Soon, however, Battelstein's began its decline. Throughout the 1970s, crime in downtown Houston increased significantly. The downtown location had long been outsold at its sister stores, as well as other department store outlets, especially those located in suburbia. It also did not have the parking capacity to support immense numbers of shoppers, which the while the suburban malls could build sprawling parking lots. Battelstein's was sold again in 1980 to Bealls, who closed the downtown location in 1981. It then entered a period of on-and-off vacancy at different tenants occupied the building and operated as a nightclub and then as condominium apartments. The building then sat vacant for over a decade before it was purchased by the neighboring Marriott Hotel in 2019.

==Architecture==
Overall, the building covers a total floor area of 63960 sqft over ten stories, and its footprint measures about 52 × 128 ft.

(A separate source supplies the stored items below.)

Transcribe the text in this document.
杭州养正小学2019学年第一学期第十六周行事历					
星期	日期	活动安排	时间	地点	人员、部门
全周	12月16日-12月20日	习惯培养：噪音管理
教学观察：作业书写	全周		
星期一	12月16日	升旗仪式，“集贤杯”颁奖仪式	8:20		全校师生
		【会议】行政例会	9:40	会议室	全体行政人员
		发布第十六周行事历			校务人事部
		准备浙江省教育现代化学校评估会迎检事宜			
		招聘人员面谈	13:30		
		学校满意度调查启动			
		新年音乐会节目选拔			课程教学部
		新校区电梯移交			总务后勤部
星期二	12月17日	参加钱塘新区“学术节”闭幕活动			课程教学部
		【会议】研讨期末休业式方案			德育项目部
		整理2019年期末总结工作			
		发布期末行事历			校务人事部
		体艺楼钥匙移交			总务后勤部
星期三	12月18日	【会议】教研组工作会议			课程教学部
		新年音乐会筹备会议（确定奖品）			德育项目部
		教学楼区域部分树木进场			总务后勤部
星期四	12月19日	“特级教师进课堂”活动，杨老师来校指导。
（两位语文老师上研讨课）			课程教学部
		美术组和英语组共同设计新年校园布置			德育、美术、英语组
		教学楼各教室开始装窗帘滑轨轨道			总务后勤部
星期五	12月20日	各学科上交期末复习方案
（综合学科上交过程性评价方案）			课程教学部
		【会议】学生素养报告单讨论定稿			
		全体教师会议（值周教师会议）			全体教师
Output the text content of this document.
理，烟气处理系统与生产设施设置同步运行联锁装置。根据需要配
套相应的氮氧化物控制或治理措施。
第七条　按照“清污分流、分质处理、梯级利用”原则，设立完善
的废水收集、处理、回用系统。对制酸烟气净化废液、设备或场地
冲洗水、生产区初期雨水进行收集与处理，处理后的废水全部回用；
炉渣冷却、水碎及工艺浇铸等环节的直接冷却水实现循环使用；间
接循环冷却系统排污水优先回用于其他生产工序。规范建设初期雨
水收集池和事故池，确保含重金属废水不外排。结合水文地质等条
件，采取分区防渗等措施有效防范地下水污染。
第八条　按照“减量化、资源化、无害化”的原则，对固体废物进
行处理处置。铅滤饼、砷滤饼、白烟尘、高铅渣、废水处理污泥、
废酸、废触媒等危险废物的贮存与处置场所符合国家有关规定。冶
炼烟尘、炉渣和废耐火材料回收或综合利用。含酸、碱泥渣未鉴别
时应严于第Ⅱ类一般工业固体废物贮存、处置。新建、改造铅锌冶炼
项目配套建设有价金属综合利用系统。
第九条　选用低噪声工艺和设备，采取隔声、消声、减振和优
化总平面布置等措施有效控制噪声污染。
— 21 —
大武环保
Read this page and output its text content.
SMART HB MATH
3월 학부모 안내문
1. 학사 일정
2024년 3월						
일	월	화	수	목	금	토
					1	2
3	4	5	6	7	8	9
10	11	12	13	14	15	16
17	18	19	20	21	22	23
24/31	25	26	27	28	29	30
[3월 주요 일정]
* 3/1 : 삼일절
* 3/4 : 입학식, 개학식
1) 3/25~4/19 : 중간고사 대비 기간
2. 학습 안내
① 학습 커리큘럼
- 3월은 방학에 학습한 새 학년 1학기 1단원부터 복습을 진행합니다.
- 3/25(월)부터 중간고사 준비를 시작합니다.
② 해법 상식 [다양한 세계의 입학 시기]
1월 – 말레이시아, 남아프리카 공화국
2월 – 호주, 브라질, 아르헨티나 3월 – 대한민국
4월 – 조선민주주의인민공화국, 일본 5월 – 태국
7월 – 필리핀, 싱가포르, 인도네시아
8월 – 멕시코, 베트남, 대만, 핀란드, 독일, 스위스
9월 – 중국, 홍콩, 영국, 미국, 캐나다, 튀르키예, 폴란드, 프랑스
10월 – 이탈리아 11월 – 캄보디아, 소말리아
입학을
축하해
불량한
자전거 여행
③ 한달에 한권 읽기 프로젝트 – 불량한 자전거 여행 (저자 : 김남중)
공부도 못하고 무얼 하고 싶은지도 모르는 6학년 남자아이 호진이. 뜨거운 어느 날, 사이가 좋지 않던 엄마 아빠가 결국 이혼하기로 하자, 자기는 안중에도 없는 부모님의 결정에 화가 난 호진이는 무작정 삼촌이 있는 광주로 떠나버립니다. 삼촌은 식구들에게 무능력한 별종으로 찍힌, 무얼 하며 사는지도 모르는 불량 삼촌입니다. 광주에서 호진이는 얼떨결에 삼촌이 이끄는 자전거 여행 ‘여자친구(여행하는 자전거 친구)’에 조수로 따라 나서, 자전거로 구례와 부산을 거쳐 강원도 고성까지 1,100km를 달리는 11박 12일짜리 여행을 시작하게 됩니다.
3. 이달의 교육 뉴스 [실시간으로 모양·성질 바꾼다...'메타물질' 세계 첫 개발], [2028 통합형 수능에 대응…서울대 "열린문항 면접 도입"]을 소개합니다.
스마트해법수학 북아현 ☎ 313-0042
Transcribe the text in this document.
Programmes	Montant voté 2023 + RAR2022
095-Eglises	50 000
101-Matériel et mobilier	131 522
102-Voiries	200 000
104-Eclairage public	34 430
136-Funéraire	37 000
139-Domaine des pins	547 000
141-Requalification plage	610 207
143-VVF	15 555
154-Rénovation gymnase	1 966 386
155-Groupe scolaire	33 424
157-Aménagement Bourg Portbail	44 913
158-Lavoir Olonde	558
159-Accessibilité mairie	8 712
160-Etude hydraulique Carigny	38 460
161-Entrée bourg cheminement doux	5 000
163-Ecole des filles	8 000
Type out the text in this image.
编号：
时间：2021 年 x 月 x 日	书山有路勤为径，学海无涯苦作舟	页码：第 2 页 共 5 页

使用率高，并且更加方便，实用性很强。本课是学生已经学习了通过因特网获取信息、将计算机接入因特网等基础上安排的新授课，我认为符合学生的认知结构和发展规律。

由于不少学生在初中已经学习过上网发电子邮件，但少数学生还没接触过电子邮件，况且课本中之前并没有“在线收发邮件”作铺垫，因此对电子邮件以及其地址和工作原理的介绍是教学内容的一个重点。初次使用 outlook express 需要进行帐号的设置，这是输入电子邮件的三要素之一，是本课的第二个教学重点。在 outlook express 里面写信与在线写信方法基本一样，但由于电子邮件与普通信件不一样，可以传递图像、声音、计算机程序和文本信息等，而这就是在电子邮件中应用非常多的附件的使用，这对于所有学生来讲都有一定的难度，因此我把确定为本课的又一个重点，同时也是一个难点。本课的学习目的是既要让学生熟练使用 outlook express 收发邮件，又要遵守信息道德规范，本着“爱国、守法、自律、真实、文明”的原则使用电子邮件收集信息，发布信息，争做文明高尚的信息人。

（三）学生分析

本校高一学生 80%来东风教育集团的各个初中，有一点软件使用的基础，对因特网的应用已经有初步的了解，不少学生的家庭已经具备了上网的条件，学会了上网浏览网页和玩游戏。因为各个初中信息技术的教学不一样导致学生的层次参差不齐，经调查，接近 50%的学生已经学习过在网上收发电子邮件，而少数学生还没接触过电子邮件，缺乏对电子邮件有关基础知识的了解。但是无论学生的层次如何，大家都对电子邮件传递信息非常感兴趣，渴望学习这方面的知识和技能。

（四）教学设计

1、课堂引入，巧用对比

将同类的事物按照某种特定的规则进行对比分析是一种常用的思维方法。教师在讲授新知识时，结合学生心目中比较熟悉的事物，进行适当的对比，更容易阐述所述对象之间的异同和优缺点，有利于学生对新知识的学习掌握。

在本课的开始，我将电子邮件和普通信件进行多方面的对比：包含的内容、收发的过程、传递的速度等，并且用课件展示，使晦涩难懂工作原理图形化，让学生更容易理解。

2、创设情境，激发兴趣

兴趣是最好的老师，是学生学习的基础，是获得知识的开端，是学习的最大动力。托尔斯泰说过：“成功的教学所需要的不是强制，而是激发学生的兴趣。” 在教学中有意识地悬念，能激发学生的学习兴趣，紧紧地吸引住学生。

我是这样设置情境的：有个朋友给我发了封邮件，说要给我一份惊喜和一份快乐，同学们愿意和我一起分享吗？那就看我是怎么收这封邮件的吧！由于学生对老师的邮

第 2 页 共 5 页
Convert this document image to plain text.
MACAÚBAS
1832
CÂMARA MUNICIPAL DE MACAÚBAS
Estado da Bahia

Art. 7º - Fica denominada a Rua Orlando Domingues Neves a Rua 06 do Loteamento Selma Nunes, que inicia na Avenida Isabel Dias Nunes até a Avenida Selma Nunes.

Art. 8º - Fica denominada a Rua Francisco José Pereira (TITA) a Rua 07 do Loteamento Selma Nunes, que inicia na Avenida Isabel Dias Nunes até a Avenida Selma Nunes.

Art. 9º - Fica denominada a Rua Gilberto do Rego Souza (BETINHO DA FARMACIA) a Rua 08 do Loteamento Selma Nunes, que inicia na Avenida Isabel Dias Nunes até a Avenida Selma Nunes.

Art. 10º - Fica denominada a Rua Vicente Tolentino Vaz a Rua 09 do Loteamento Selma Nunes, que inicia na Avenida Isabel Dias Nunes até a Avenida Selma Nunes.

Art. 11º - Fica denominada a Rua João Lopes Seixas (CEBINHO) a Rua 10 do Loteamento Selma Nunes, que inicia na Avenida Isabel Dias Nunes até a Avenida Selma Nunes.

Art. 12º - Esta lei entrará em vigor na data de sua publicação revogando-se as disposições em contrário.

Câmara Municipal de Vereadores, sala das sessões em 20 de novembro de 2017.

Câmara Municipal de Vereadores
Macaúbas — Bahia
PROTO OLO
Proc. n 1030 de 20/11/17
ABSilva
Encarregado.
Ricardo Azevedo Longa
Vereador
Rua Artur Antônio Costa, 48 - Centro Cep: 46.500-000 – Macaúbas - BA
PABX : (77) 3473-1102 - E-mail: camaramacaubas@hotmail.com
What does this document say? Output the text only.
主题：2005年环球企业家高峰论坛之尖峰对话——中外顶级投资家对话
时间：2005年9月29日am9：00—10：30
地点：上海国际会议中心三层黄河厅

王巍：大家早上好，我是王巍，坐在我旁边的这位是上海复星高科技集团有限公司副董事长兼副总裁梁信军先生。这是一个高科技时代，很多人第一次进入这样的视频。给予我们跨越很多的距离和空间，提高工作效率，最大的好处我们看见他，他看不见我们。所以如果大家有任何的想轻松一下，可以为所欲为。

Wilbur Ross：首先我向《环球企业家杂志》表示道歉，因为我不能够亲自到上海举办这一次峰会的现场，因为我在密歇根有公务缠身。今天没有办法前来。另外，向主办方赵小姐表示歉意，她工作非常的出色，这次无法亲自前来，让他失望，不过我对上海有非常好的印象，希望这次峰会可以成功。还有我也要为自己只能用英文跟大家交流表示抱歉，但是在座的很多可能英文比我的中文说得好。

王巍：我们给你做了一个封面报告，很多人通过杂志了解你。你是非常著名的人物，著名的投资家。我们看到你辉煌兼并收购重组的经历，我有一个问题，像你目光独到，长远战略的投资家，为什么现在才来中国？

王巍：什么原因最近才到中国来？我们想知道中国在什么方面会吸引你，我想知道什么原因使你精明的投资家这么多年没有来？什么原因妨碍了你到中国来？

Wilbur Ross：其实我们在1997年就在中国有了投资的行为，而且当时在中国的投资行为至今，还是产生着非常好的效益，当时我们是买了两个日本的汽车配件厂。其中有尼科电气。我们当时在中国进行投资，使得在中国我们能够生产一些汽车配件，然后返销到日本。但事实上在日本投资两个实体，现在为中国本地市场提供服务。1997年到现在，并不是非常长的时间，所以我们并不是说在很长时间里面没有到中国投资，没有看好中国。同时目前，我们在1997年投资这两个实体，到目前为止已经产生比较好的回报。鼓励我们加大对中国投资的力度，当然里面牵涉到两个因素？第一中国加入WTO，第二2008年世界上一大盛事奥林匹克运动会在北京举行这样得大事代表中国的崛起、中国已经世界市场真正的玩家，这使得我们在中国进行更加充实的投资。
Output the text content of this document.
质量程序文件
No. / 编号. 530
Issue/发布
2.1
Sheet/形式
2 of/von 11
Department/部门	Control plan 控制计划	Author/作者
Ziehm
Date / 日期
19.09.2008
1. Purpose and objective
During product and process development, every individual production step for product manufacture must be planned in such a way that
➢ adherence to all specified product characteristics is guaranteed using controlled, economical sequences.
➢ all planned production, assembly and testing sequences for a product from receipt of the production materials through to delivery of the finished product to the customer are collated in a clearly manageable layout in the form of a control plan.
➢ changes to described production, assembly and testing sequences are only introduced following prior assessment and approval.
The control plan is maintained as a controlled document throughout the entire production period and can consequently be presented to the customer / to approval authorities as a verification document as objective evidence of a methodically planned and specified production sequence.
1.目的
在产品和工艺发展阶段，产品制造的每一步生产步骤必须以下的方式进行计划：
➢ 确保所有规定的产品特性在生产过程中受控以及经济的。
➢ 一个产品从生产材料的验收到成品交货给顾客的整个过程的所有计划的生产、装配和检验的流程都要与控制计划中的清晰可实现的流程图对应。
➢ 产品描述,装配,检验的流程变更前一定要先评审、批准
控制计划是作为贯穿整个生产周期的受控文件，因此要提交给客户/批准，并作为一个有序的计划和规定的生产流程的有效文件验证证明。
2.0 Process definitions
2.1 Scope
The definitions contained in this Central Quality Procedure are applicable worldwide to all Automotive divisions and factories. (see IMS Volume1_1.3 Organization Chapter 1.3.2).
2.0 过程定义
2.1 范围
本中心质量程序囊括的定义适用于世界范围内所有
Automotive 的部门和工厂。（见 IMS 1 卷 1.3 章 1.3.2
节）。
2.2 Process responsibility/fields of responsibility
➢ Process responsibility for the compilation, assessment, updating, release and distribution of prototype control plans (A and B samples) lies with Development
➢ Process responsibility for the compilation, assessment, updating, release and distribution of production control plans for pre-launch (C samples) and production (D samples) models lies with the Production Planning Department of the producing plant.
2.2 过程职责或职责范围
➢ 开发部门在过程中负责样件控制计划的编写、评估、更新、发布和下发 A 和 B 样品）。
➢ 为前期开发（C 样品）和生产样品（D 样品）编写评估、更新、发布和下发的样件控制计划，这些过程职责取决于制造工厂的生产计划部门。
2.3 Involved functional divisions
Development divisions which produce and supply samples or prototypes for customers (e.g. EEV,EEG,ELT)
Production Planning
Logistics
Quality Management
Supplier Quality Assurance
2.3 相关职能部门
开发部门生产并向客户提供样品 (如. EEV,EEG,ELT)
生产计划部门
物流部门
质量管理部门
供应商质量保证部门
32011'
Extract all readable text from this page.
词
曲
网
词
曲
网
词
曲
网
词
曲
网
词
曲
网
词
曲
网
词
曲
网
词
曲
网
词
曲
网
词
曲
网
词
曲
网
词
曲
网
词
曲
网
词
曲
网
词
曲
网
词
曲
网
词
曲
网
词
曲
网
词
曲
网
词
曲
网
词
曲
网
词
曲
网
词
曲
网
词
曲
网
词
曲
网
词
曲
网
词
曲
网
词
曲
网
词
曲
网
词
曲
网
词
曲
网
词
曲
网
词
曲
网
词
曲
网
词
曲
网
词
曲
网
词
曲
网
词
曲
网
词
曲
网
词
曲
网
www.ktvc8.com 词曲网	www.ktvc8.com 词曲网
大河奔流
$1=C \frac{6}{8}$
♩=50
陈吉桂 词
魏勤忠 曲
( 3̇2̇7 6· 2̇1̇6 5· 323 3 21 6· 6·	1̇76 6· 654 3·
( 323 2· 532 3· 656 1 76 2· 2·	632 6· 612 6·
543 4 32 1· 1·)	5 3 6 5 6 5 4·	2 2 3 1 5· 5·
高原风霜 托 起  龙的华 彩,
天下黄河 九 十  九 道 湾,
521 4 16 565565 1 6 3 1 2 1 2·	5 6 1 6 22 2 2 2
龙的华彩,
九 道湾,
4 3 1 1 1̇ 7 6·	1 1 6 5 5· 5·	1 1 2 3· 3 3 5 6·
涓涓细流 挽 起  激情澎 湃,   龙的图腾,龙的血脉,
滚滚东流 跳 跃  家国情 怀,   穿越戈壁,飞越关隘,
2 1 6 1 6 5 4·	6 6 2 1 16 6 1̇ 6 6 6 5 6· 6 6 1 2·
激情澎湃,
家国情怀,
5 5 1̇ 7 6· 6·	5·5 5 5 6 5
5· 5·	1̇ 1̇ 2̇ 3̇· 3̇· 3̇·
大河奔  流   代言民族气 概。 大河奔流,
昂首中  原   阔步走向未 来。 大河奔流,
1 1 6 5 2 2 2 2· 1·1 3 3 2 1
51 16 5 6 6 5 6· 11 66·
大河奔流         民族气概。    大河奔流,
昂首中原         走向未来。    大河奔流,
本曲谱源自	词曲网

The first two floors are original to the 1924 construcution and were designed by an unknown architect, but the top eight floors date from the 1930s to 1950; these were conceived of by architects Joseph Finger and George Rustay, who chose a Modern design with International elements. The facade is made of limestone on its eastern (street-facing side) and brick on the others. Its roof is flat with a flared edge. There is an inset balcony with three bays on the second floor, which overlooks the street below. The ribbon windows on the upper eight levels are all identical and are set in the center of the facade.